Friday, March 5, 2010

The Psychiatric Damage of Banning Same-Sex Marriage | Gay Rights |

This is an important study

The Psychiatric Damage of Banning Same-Sex Marriage | Gay Rights |

There's a reason why professional health associations like the American Medical Association (AMA) and the American Psychological Association (APA) support same-sex marriage. Sure, it could be that both of these organizations like to support civil rights, and believe in the dignity of all loving relationships. In addition, it could also be that these organizations recognize that when you ban same-sex marriage, you send a message that could have disastrous effects on a person's or a couple's psychiatric well-being.

Such is the conclusion of a new study issued by the Columbia University School of Public Health, in co-operation with Harvard University and the New York State Psychiatric Institute. Those are three pretty big names, lending their reputations to support findings that indicate an increase in psychiatric disorders among the lesbian, gay, and bisexual population living in states that ban same-sex marriage.

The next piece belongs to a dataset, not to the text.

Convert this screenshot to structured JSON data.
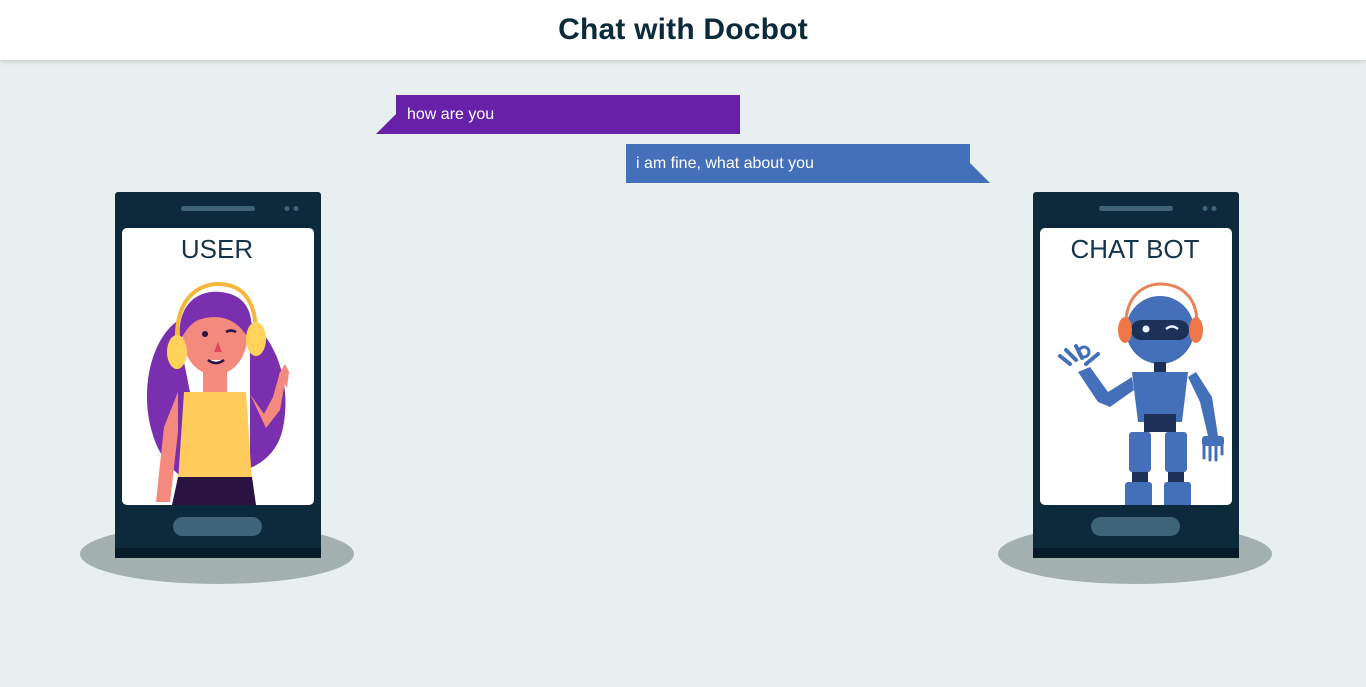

No surprise, eh? You tell two people that their relationship doesn't mean anything and shouldn't be legally recognized, and you can almost predict the negative consequences that arise. Depression, isolation, sadness, and anxiety ... and that's just to name a few. That makes banning same-sex marriage not only damaging to moving civil rights forward, but also bad for public health, too.

The study itself looked at states that banned gay marriage in 2004 and 2005. Researchers looked to see if gay, lesbian and bisexual people in these states experienced higher degrees of psychiatric disorders over the past five years.

"Before this study, little was known about the impact of institutional discrimination toward lesbian, gay and bisexual individuals in our society," said Deborah Hasin, a Professor at Columbia University and the senior author behind the study. "The study highlights the importance of abolishing institutional forms of discrimination, including those leading to disparities in the mental health and well-being of LGB individuals."

Incidentally, the authors also found that psychiatric disorders rose slightly among heterosexual couples in states that ban gay marriage. Though rates for straight couples weren't nearly as high as for same-sex couples, the point is pretty clear: there are just no good psychiatric side effects from criminalizing gay marriage, both for straight and queer folks.

This goes hand-in-hand with countless reports, mostly authored by the Williams Institute at UCLA, that show how economically speaking, banning gay marriage hurts states. States lose out on money from same-sex weddings and tourism, not to mention costs related to marriage applications and license fees.

Couple that with this psychiatric study, and really: Is there one good reason to ever ban same-sex marriage?

Opponents of same-sex marriage may be vocal. But let's see them turn up one reputable study that suggests their position has any scientific or economic gravitas behind it.